The reliability of a product which uses a wireless network to communicate can be a concern for many consumers. Inquiring minds sometimes ask us what happens to the 75F solution if the network is interrupted. Here are the answers to those very valid questions!
The Wi-Fi goes down, now what? Will my entire building automation system cease to work? Of course not! If a connection to the cloud is disrupted, the Central Control Unit (CCU) maintains a local cache of the past 24 hours of data, which it will use as a fallback for the next day’s plan. Typically speaking, every 60 seconds, data is streamed from the CCU to the cloud and is analyzed to create a control strategy for the next day. This is what enables our system to be predictive and proactive. We also keep a CCU monitoring service running on the server, which sends an alert if the CCU communication isn’t received every 15 minutes. This ensures the appropriate people are notified and in general, corrective action can be taken almost as soon as the connection is lost.
CCU to cloud server communication happens over a standard HTTPS protocol. Hypertext Transfer Protocol Secure (HTTPS) comes with the built-in reliability of being the mainstream protocol used for almost all protected communication happening over the internet. This reliability is enhanced by using a parallel real-time messaging system, which uses WebSockets to signal when data has changed. This ensures that there are two parallel channels running at all time – allowing for interactive, real-time communication to ensure a fast response time on apps.
Our CCU communicates with the WRMs via a wireless mesh network. In a mesh network, each node in the network can relay data to any other node in the network. All nodes cooperate, and if a node breaks, the remaining nodes will reconfigure themselves around broken paths using self-healing algorithms, finding a way to bridge the shortest path. This means that if one WRM goes down, it won’t stop information from flowing between the other WRMs to the CCU. The functioning WRMs will cooperate to reconfigure themselves around the broken path and will find an alternate route to send data to the CCU.
The CCU is unable to communicate with the WRM: Should all communication go down between the WRMs and the CCU, the system will still function in standalone mode. Essentially this means it will work like a regular, programmable thermostat. On their own, WRMs are still able to control temperature by modulating their attached dampers. They simply use a strategy which factors in the current temperature, set point, and airflow temperatures to determine whether the system is in heating or cooling mode. They are also still able to be manually controlled.
This failsafe also ensures that a WRM can never shut the damper below 50%. Even if all WRMs went into failsafe mode, there could never be a situation where more than 50% of the overall airflow was restricted, preventing back pressure build-up at the fan.
Meanwhile, on the other side of the network, the CCU is aware of when WRMs have become disconnected. It will store a localized copy of the data until a connection is restored.

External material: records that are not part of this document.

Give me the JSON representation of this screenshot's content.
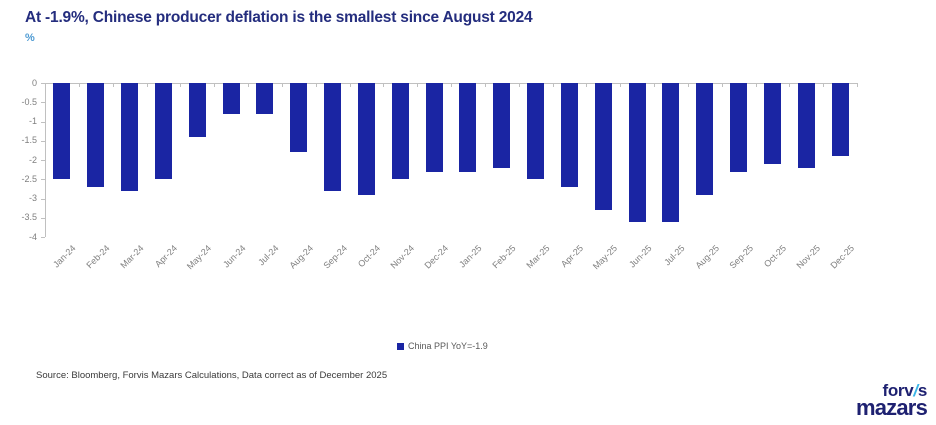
{
  "header": {
    "title": "At -1.9%, Chinese producer deflation is the smallest since August 2024",
    "unit_label": "%"
  },
  "chart_data": {
    "type": "bar",
    "title": "At -1.9%, Chinese producer deflation is the smallest since August 2024",
    "ylabel": "%",
    "xlabel": "",
    "categories": [
      "Jan-24",
      "Feb-24",
      "Mar-24",
      "Apr-24",
      "May-24",
      "Jun-24",
      "Jul-24",
      "Aug-24",
      "Sep-24",
      "Oct-24",
      "Nov-24",
      "Dec-24",
      "Jan-25",
      "Feb-25",
      "Mar-25",
      "Apr-25",
      "May-25",
      "Jun-25",
      "Jul-25",
      "Aug-25",
      "Sep-25",
      "Oct-25",
      "Nov-25",
      "Dec-25"
    ],
    "series": [
      {
        "name": "China PPI YoY",
        "values": [
          -2.5,
          -2.7,
          -2.8,
          -2.5,
          -1.4,
          -0.8,
          -0.8,
          -1.8,
          -2.8,
          -2.9,
          -2.5,
          -2.3,
          -2.3,
          -2.2,
          -2.5,
          -2.7,
          -3.3,
          -3.6,
          -3.6,
          -2.9,
          -2.3,
          -2.1,
          -2.2,
          -1.9
        ]
      }
    ],
    "ylim": [
      -4,
      0
    ],
    "yticks": [
      0,
      -0.5,
      -1,
      -1.5,
      -2,
      -2.5,
      -3,
      -3.5,
      -4
    ],
    "grid": false,
    "legend_position": "bottom"
  },
  "legend": {
    "label": "China PPI YoY=-1.9"
  },
  "source": {
    "text": "Source: Bloomberg, Forvis Mazars Calculations, Data correct as of December 2025"
  },
  "logo": {
    "word_top_left": "forv",
    "word_top_slash": "/",
    "word_top_right": "s",
    "word_bottom": "mazars"
  },
  "colors": {
    "title": "#242d7e",
    "unit": "#4f9bd3",
    "bar": "#1a25a3",
    "axis": "#c0c0c0",
    "tick_label": "#7f7f7f",
    "legend_text": "#595959",
    "source_text": "#3a3a3a",
    "logo_navy": "#1e2171",
    "logo_blue": "#3ab5e8"
  }
}
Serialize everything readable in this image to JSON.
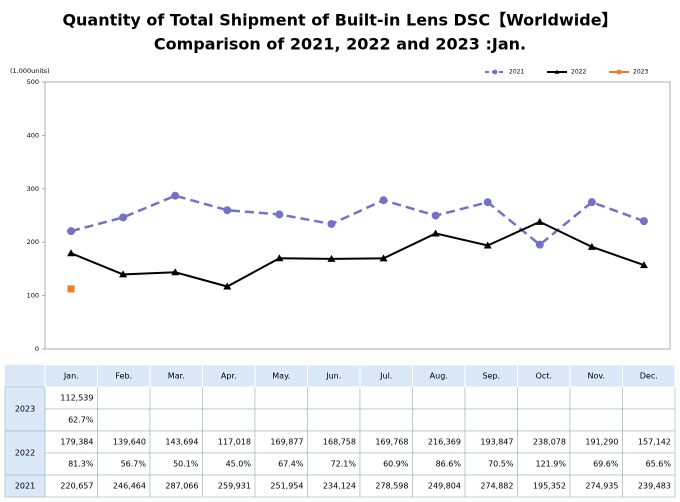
{
  "chart_data": {
    "type": "line",
    "title": "Quantity of Total Shipment of Built-in Lens DSC【Worldwide】",
    "subtitle": "Comparison of 2021, 2022 and 2023 :Jan.",
    "y_label": "(1,000units)",
    "categories": [
      "Jan.",
      "Feb.",
      "Mar.",
      "Apr.",
      "May.",
      "Jun.",
      "Jul.",
      "Aug.",
      "Sep.",
      "Oct.",
      "Nov.",
      "Dec."
    ],
    "ylim": [
      0,
      500
    ],
    "yticks": [
      0,
      100,
      200,
      300,
      400,
      500
    ],
    "grid": false,
    "legend": "top-right",
    "series": [
      {
        "name": "2021",
        "color": "#7571c8",
        "dash": true,
        "marker": "circle",
        "values": [
          220.657,
          246.464,
          287.066,
          259.931,
          251.954,
          234.124,
          278.598,
          249.804,
          274.882,
          195.352,
          274.935,
          239.483
        ],
        "value_labels": [
          "220,657",
          "246,464",
          "287,066",
          "259,931",
          "251,954",
          "234,124",
          "278,598",
          "249,804",
          "274,882",
          "195,352",
          "274,935",
          "239,483"
        ]
      },
      {
        "name": "2022",
        "color": "#000000",
        "dash": false,
        "marker": "triangle",
        "values": [
          179.384,
          139.64,
          143.694,
          117.018,
          169.877,
          168.758,
          169.768,
          216.369,
          193.847,
          238.078,
          191.29,
          157.142
        ],
        "value_labels": [
          "179,384",
          "139,640",
          "143,694",
          "117,018",
          "169,877",
          "168,758",
          "169,768",
          "216,369",
          "193,847",
          "238,078",
          "191,290",
          "157,142"
        ],
        "ratio_labels": [
          "81.3%",
          "56.7%",
          "50.1%",
          "45.0%",
          "67.4%",
          "72.1%",
          "60.9%",
          "86.6%",
          "70.5%",
          "121.9%",
          "69.6%",
          "65.6%"
        ]
      },
      {
        "name": "2023",
        "color": "#f07c22",
        "dash": false,
        "marker": "square",
        "values": [
          112.539,
          null,
          null,
          null,
          null,
          null,
          null,
          null,
          null,
          null,
          null,
          null
        ],
        "value_labels": [
          "112,539",
          null,
          null,
          null,
          null,
          null,
          null,
          null,
          null,
          null,
          null,
          null
        ],
        "ratio_labels": [
          "62.7%",
          null,
          null,
          null,
          null,
          null,
          null,
          null,
          null,
          null,
          null,
          null
        ]
      }
    ]
  }
}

The CM is unable to communicate with the CCU: The Control Module is connected to the CCU via a USB hardwired connection. This type of connection is extremely robust, but we have implemented an active heartbeat mechanism between the CCU and CM to detect when software processes are not working optimally. If this heartbeat were to fail, the CM would then control the HVAC system using a built-in temperature sensor and a set point, acting as a regular programmable thermostat until a connection is restored.
The CCU is unable to communicate with the WRMs or the CM: In the unlikely event that this happens, the CCU will try to reestablish communication by rebooting the WRM and CM. It can also be configured to send alerts to the facility manager, installer and support team. The CCU will follow these steps until the situation is resolved.
The CCU also has a back-up battery in case of a power failure. To preserve battery, it will follow multiple levels of power-saving modes – including dimming and then shutting down the screen, terminating less used background processes, and in a worst-case scenario, shutting itself down at 10% battery level to ensure the battery doesn’t go into deep discharge. In such a situation, the Control Module, again, would take the responsibility of controlling the HVAC system, acting as a regular thermostat.
Reliable data storage is part of our plan. Our backend as a service provider (Baas) utilizes hourly backs-up of application and configuration data, and retains these backups for up to 30 days. To be safe, we also do daily back-ups of your data in two additional places: the CCU and a separate service provider. This ensures that at any point, there are at least three copies of configuration data available – so in case the CCU configuration becomes corrupted for any reason, a restore can be done immediately from within the CCU by the press of a button, ensuring complete reliability and almost zero downtime.
75F is a predictive HVAC system and we’ve worked to ensure that our network, encryption and data management strategies are just as innovative.
Downtime costs money and energy – two things we’re all about saving. By using a sturdy network, levels of data storage, regular backups, and numerous failsafe plans, we’ve done everything in our power to keep our system working round-the-clock.